The defendant in his testimony admitted writing the notice dated 20th May, 2003 as well as having given a copy of the said letter to two other people namely Damalie Nalongo and Wasswa. But he denied referring to the plaintiff as a rumormonger. The general rule is that admissions by a party to a proceeding are admissible against him or her. They are however, not admissible in favour of such party, to disprove the truth of the fact stated. But when an admissions is tendered against a party he or she s entitled to have proved as part of his adversary’s case, so much of the whole statement or document containing the admission, as is necessary to explain the admission although such other parts may be favourable to him. Zarina Vs. Noshir  E.A. 239.
Court, would ordinarly, require the plaintiff to prove that he or she has been defamed in the eyes of the community or within a defined group within the community. And according to the plaintiff, PW1 who is now the respondent, gave evidence that the publication of the letter to so many other people, including her own employees at the restaurant, damaged her dignity as well as her business. The above notwithstanding, court of the view that, the above letter reflected negatively on the respondent’s character, morality, or integrity and is, therefore, defamatory. Court would agree with the finding by the trial court to that extent.
Whether The Appellant uttered defamatory statements on Radio Simba?

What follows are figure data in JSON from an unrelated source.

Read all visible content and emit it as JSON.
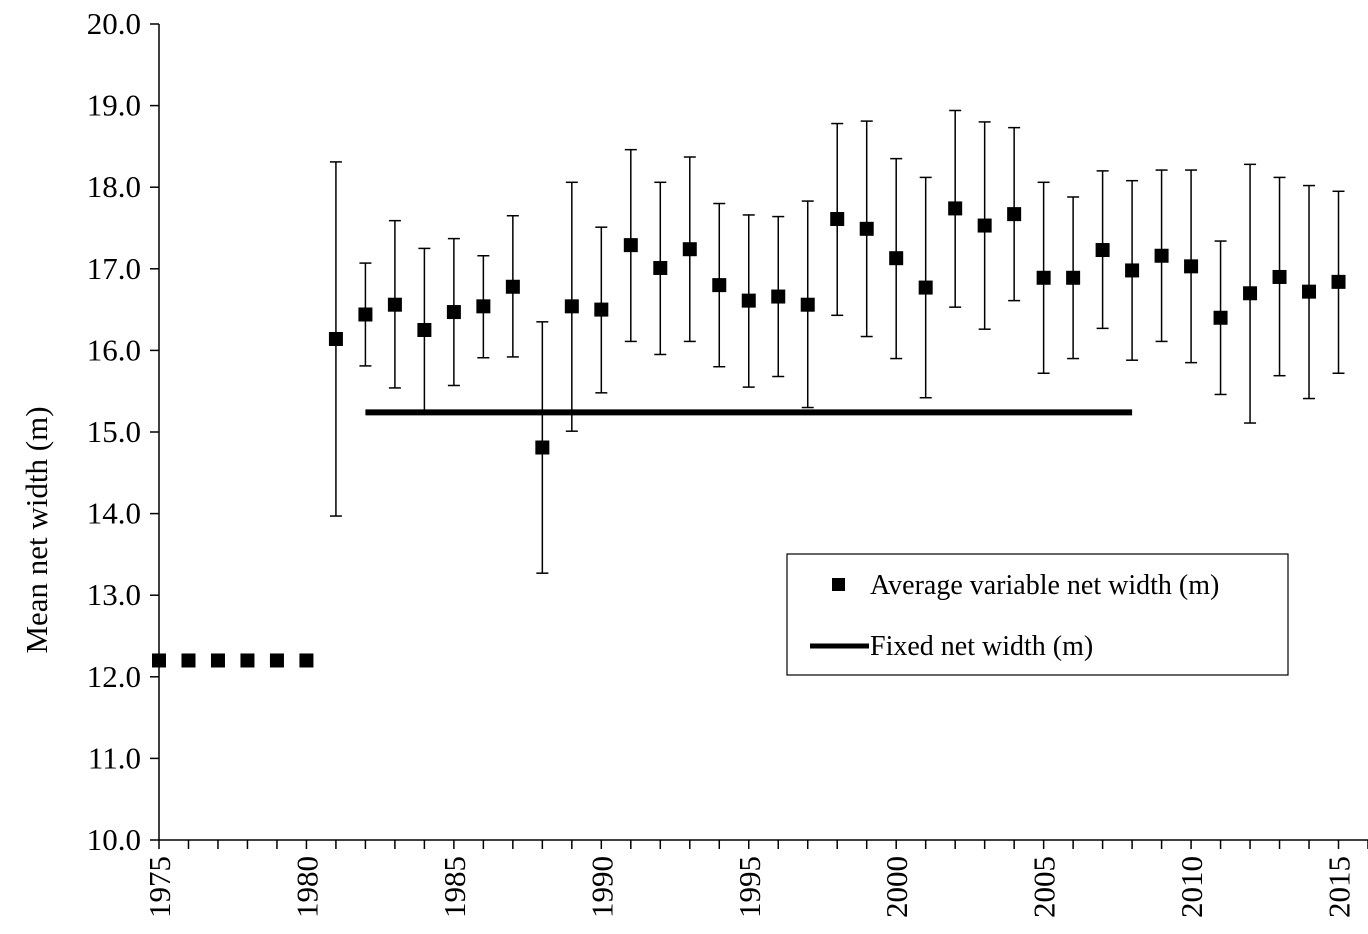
{
  "chart_data": {
    "type": "scatter",
    "title": "",
    "xlabel": "",
    "ylabel": "Mean net width (m)",
    "xlim": [
      1975,
      2016
    ],
    "ylim": [
      10.0,
      20.0
    ],
    "x_ticks": [
      "1975",
      "1980",
      "1985",
      "1990",
      "1995",
      "2000",
      "2005",
      "2010",
      "2015"
    ],
    "y_ticks": [
      "10.0",
      "11.0",
      "12.0",
      "13.0",
      "14.0",
      "15.0",
      "16.0",
      "17.0",
      "18.0",
      "19.0",
      "20.0"
    ],
    "grid": false,
    "legend_position": "right",
    "series": [
      {
        "name": "Average variable net width (m)",
        "marker": "square",
        "color": "#000000",
        "points": [
          {
            "x": 1975,
            "y": 12.2,
            "err_low": null,
            "err_high": null
          },
          {
            "x": 1976,
            "y": 12.2,
            "err_low": null,
            "err_high": null
          },
          {
            "x": 1977,
            "y": 12.2,
            "err_low": null,
            "err_high": null
          },
          {
            "x": 1978,
            "y": 12.2,
            "err_low": null,
            "err_high": null
          },
          {
            "x": 1979,
            "y": 12.2,
            "err_low": null,
            "err_high": null
          },
          {
            "x": 1980,
            "y": 12.2,
            "err_low": null,
            "err_high": null
          },
          {
            "x": 1981,
            "y": 16.14,
            "err_low": 13.97,
            "err_high": 18.31
          },
          {
            "x": 1982,
            "y": 16.44,
            "err_low": 15.81,
            "err_high": 17.07
          },
          {
            "x": 1983,
            "y": 16.56,
            "err_low": 15.54,
            "err_high": 17.59
          },
          {
            "x": 1984,
            "y": 16.25,
            "err_low": 15.25,
            "err_high": 17.25
          },
          {
            "x": 1985,
            "y": 16.47,
            "err_low": 15.57,
            "err_high": 17.37
          },
          {
            "x": 1986,
            "y": 16.54,
            "err_low": 15.91,
            "err_high": 17.16
          },
          {
            "x": 1987,
            "y": 16.78,
            "err_low": 15.92,
            "err_high": 17.65
          },
          {
            "x": 1988,
            "y": 14.81,
            "err_low": 13.27,
            "err_high": 16.35
          },
          {
            "x": 1989,
            "y": 16.54,
            "err_low": 15.01,
            "err_high": 18.06
          },
          {
            "x": 1990,
            "y": 16.5,
            "err_low": 15.48,
            "err_high": 17.51
          },
          {
            "x": 1991,
            "y": 17.29,
            "err_low": 16.11,
            "err_high": 18.46
          },
          {
            "x": 1992,
            "y": 17.01,
            "err_low": 15.95,
            "err_high": 18.06
          },
          {
            "x": 1993,
            "y": 17.24,
            "err_low": 16.11,
            "err_high": 18.37
          },
          {
            "x": 1994,
            "y": 16.8,
            "err_low": 15.8,
            "err_high": 17.8
          },
          {
            "x": 1995,
            "y": 16.61,
            "err_low": 15.55,
            "err_high": 17.66
          },
          {
            "x": 1996,
            "y": 16.66,
            "err_low": 15.68,
            "err_high": 17.64
          },
          {
            "x": 1997,
            "y": 16.56,
            "err_low": 15.3,
            "err_high": 17.83
          },
          {
            "x": 1998,
            "y": 17.61,
            "err_low": 16.43,
            "err_high": 18.78
          },
          {
            "x": 1999,
            "y": 17.49,
            "err_low": 16.17,
            "err_high": 18.81
          },
          {
            "x": 2000,
            "y": 17.13,
            "err_low": 15.9,
            "err_high": 18.35
          },
          {
            "x": 2001,
            "y": 16.77,
            "err_low": 15.42,
            "err_high": 18.12
          },
          {
            "x": 2002,
            "y": 17.74,
            "err_low": 16.53,
            "err_high": 18.94
          },
          {
            "x": 2003,
            "y": 17.53,
            "err_low": 16.26,
            "err_high": 18.8
          },
          {
            "x": 2004,
            "y": 17.67,
            "err_low": 16.61,
            "err_high": 18.73
          },
          {
            "x": 2005,
            "y": 16.89,
            "err_low": 15.72,
            "err_high": 18.06
          },
          {
            "x": 2006,
            "y": 16.89,
            "err_low": 15.9,
            "err_high": 17.88
          },
          {
            "x": 2007,
            "y": 17.23,
            "err_low": 16.27,
            "err_high": 18.2
          },
          {
            "x": 2008,
            "y": 16.98,
            "err_low": 15.88,
            "err_high": 18.08
          },
          {
            "x": 2009,
            "y": 17.16,
            "err_low": 16.11,
            "err_high": 18.21
          },
          {
            "x": 2010,
            "y": 17.03,
            "err_low": 15.85,
            "err_high": 18.21
          },
          {
            "x": 2011,
            "y": 16.4,
            "err_low": 15.46,
            "err_high": 17.34
          },
          {
            "x": 2012,
            "y": 16.7,
            "err_low": 15.11,
            "err_high": 18.28
          },
          {
            "x": 2013,
            "y": 16.9,
            "err_low": 15.69,
            "err_high": 18.12
          },
          {
            "x": 2014,
            "y": 16.72,
            "err_low": 15.41,
            "err_high": 18.02
          },
          {
            "x": 2015,
            "y": 16.84,
            "err_low": 15.72,
            "err_high": 17.95
          }
        ]
      },
      {
        "name": "Fixed net width (m)",
        "type": "line",
        "color": "#000000",
        "x": [
          1982,
          2008
        ],
        "y": [
          15.24,
          15.24
        ]
      }
    ]
  }
}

The respondent testified that, she was listening to Radio Simba when the issue was broadcast. Having known the appellant for a long time, she easily identified his voice. The respondent also called two other witnesses PW2 and PW3. PW2, Peter Zziwa testified that, while listening to Radio Simba, on the day in question, the news reader introduced the appellant, who subsequently narrated a story relating to the matter constituting this case. Peter Zziwa easily identified the appellant’s voice because he knew him very well. The respondent also called PW4, a former presenter on Radio Simba, who testified that the appellant came to Radio Simba and wanted to broadcast news to the effect that the respondent wanted to poison him through her workers. He testified that among other things the appellant stated that the respondent used to steal electricity. PW4 recorded both the appellant’s and the respondent’s stories.
The appellant in his testimony admitted that one Kyomuhendo, one of the respondent’s witnesses, had told him about the respondent’s plan to poison him and his elder son. But he denies uttering the above words on Radio Simba a denial court cannot believe in the circumstances. The appellant can not then deny that be believed says the radio broadcast was a mere fabrication, completely unknown to him.
The trial, magistrate, therefore, correctly, in my view, even in the absence of the actual tape on which the recording were made, decided correctly that the appellant uttered the words complained about on Radio Simba and that those words were defamatory of the respondent.
Whether The Awarding Of General Damages Was Appropriate.
Court, without delving into the question of adequacy, of the Shs. 1,500,000/= awarded as general damages since the question was never raised in the appeal, finds that, the trial court was justified to award general damages to the respondent in principle.
All in all, therefore, there is absolutely no merit in this appeal. It is dismissed. The Respondent shall recover her costs in this court as well as in the court below.